With the launch of each new architecture, both NVIDIA and AMD have introduced significant improvements at the performance level that have not always been linked to an increase in the maximum number of shaders, although it is true that, with the arrival of Ampere, things have changed. notably. However, it has an explanation, and that is that NVIDIA has doubled the shading engines, as we told you at the time in this article.
On the other hand, we must not forget that specialized hardware is having an increasing impact. Let’s understand it right away with a very simple example, the GTX 1080 Ti is more powerful than the RTX 2060, but the latter manages to outperform it in certain scenarios, thanks to the fact that it has RT cores and tensor cores.
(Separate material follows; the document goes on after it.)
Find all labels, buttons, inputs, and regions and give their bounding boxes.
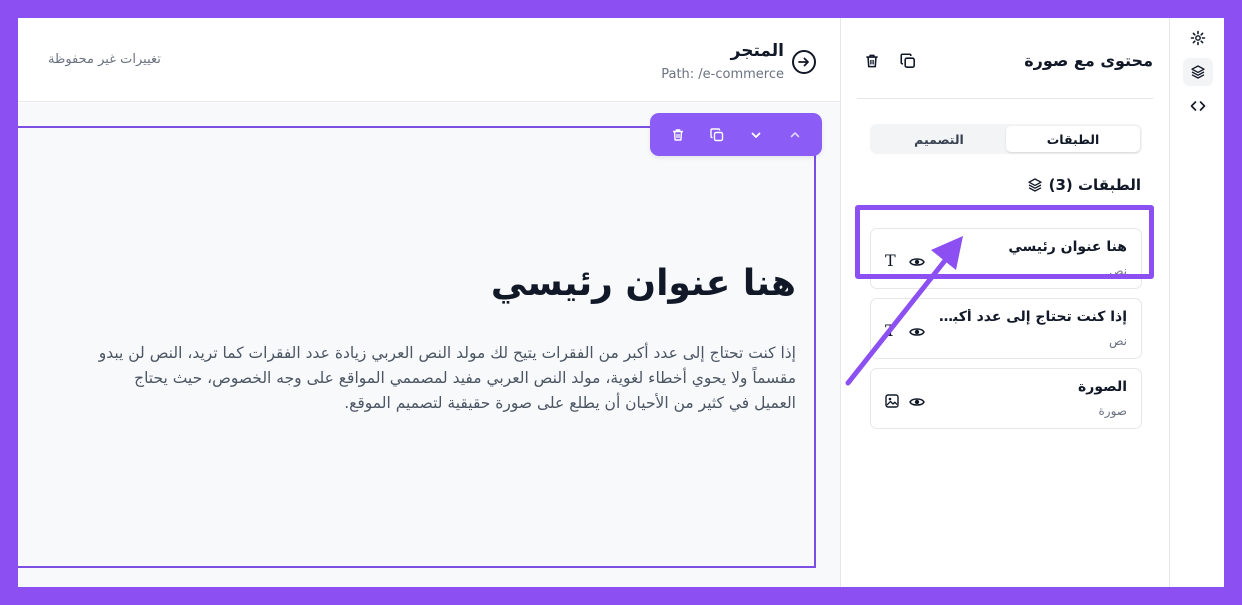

In Death Stranding, the RTX 2060 offers a very similar result to the GTX 1080 Ti moving said game in 4K, thanks to DLSS 2.0, and the second is unable to move ray-traced games smoothly, which the second can. do.
The GPU maintains its essence, but as we have been able to see in this article, its evolution has been so great that its specialization has become even more marked, and it has extended to unthinkable levels. It will be interesting to see what the future holds and to find out, above all, if we are finally able to make the leap to an MCM-type design.